No puede dejar de tenerse en cuenta el reforzamiento de ese endémico subconsciente institucional típicamente ancien régime que necesariamente supuso la experiencia del régimen anterior, y las dificultades reales de una reconversión de los mismos aparatos forjados en la represión de las libertades a los nuevos valores constitucionales. Como tampoco una cierta dejación de sus posibilidades de intervención -no fácil, por cierto-, pero con indudable apoyo legal por parte de la propia judicatura en el mismo período de tiempo.

Pero uno y otro inconvenientes, de hecho encontrarían ahora sus propios mecanismos de corrección en el orden democrático. En unos casos, en el más penetrante control judicial; en otros, en la jurisprudencia constitucional en materia de amparo.

Sin embargo, no acaban ahí todos los problemas. El vigente orden jurídico, a su probada capacidad de asumir y dar salida a ciertas contradicciones funcionales, añade el dato de que él es por desgracia en sí mismo también profundamente contradictorio. De un tipo de contradicción difícilmente componible en el caso concreto, que alimenta y sobredetermina enfrentamientos en el interior de los propios dispositivos estatales de que aquí se trata.

En efecto, la legislación excepcional -ahora en versión corregida y aumentada-, genéricamente conocida como antiterrorista, y que tendría su problemática razón de ser en la inaplazable necesidad de dar respuesta a graves situaciones emergentes, representa una seria quiebra del sistema de garantías que permite caracterizar hoy a un Estado como de derecho. Supone abrir un verdadero vacío jurisdiccional, con transferencia expresa de parte importante de la gestión del proceso penal a la policía. Decirle a ésta, siquiera de una manera implícita, que el desplazamiento o, cuando menos, una drástica atenuación del papel del juez natural es condición para la eficacia de su cometido profesional es el camino del éxito. Supone llevarla a trivializar o, cuando menos, a dudar fundadamente del sentido y relevancia de un sistema de principios que se proclama, pero del que en seguida tiene que prescindirse en aras de la efectividad. (Y ¿por qué no siempre?, habrá quien se pregunte, apurando el argumento.)

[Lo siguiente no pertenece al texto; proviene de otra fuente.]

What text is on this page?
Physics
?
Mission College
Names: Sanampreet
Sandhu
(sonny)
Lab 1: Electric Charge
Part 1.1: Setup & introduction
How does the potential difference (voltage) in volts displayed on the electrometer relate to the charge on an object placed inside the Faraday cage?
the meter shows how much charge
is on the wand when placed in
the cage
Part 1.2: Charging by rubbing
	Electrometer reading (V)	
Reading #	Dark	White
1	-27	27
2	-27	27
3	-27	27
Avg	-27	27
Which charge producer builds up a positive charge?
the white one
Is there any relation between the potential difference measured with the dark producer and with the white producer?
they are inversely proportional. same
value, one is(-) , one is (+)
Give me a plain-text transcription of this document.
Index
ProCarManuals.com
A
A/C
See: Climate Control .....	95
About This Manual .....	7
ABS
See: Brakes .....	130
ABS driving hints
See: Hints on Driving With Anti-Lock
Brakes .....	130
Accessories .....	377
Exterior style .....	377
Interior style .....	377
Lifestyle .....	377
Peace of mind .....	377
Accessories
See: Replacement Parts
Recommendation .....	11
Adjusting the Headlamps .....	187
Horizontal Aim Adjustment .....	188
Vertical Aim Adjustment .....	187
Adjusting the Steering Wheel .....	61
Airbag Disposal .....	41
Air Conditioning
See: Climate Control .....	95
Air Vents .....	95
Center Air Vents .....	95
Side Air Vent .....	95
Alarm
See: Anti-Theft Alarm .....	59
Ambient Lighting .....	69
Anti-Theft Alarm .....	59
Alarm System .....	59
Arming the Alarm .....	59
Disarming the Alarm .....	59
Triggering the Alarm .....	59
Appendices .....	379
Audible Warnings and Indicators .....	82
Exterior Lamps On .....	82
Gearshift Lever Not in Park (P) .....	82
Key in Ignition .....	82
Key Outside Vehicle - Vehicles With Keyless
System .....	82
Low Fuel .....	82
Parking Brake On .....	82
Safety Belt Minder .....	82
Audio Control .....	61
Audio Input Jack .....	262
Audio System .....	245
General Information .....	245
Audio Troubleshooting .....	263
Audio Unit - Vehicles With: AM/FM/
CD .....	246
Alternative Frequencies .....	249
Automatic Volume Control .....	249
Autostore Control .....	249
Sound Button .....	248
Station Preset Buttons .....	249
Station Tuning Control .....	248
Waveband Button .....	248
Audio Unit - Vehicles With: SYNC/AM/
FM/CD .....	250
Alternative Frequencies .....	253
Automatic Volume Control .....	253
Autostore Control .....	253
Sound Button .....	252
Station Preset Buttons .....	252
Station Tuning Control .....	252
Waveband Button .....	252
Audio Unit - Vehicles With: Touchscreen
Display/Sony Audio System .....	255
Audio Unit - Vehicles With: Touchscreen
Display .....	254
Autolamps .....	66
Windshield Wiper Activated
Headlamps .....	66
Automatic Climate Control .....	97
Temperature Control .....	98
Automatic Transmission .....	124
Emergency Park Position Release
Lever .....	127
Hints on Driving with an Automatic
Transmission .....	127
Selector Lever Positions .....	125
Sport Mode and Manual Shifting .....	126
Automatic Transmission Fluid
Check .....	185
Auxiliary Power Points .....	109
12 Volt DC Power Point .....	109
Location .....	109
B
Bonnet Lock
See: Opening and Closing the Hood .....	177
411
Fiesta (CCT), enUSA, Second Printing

Por eso no es fácil desconectar aquellos conflictos de esta disociación normativa y de principio. De la circunstancia de que el propio ordenamiento estatal sea una realidad escindida, entre un universo de valores necesario (aunque a veces sólo como falsa conciencia) y unas prácticas que lo desconocen, pero a las que no se está de hecho en ningún modo dispuesto a renunciar.

Jueces y policías ocupan entre aquél y éstas un dificil espacio. El sistema, mientras tanto, es de suponer que habrá echado sus cuentas acerca del valor de la coherencia en el mercado de la legitimación.

Perfecto Andrés Ibáñez es magistrado.